Degrandpré ferma les yeux. Mon Dieu, non. S’il vous plaît, pas maintenant. « Laquelle ?

— Celle de l’avant-poste océanique. Elle a disparu. Nous n’avons plus rien, elle n’est plus sur la carte.

— Dites-moi qu’il s’agit d’un dysfonctionnement du satellite.

— Si toutes nos redondances ont lâché en même temps, alors c’est possible. » Une pause, un autre crépitement de paroles tendues. « Correction. Nous avons une et une seule navette qui s’élève de la chaîne de capsules. On m’apprend que les survivants sont à bord. Que ce sont les seuls.

— Que voulez-vous dire, ce sont les seuls ?

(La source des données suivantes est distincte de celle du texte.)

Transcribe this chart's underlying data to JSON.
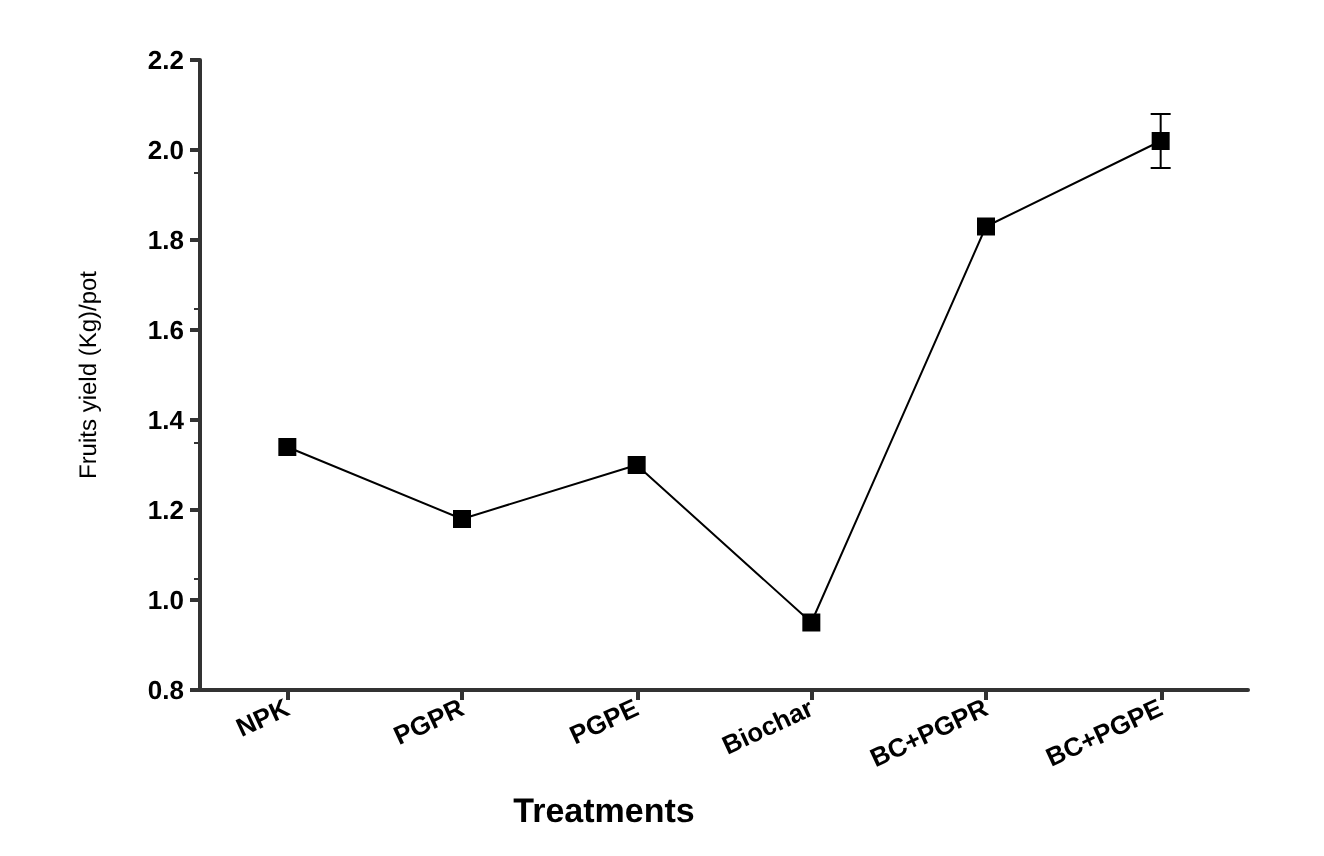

— D’après le pilote… » Une autre pause. « Il n’y a pas d’autres survivants. Il ne reste que des débris. »

Que des débris.

Le cauchemar de Freeman Li était devenu réalité.

« Monsieur ? »

Le mien aussi, pensa Degrandpré.

« Mettez cette navette en quarantaine illimitée », dit-il, à la fois pour affronter la menace la plus immédiate et pour repousser sa propre peur. « Et avertissez les stations. Nous passons en alerte maximum. »

Il avait l’impression d’être un homme mort.

À l’occasion de la première expédition en solo de Zoé, pour tester une dernière fois les systèmes avant sa journée de marche jusqu’à la rivière de Cuivre, Tam Hayes laissa tomber son travail – la cartographie des gènes de cultures d’organismes unicellulaires. Il traversa le cœur de la station et rejoignit l’aile nord, où Zoé était déjà en train de s’équiper.

Ses pensées alternaient entre ses recherches et la sortie de Zoé. Dans les deux cas, les mystères étaient supérieurs en nombre aux certitudes. Tam avait la ferme conviction qu’il faudrait encore des années pour résoudre le casse-tête de la génétique cellulaire isienne. La machinerie biochimique était d’une complexité si exaspérante… Que faire d’organelles capables de vivre indépendamment à l’extérieur de leurs cellules mères et de se reproduire comme des rétrovirus ? Ou des microtubules qui entouraient les parois cellulaires en tuiles entremêlées ? Chaque question en amenait un millier d’autres, pour la plupart liées à la paléobiologie isienne, un domaine d’études encore balbutiant. À l’exception de quelques échantillons de noyau cristallisé et du travail de Freeman Li sur les bactéries thermophiles, il n’y avait aucune donnée concrète, rien que des conjectures. Toutes ces années d’incessante recomplication évolutionnaire avaient de toute évidence introduit le principe du parasitisme au plus profond des mécanismes vitaux : le moindre échange d’énergie, la moindre ionisation sélective, la moindre libération d’ATP était un acte de prédation fossilisé. Des partenariats symbiotiques complexes s’étaient créés, à la manière des montagnes qui se dressent lors de la collision des plaques tectoniques. Issue du conflit, la collaboration ; issu du chaos, l’ordre. Les Mystères.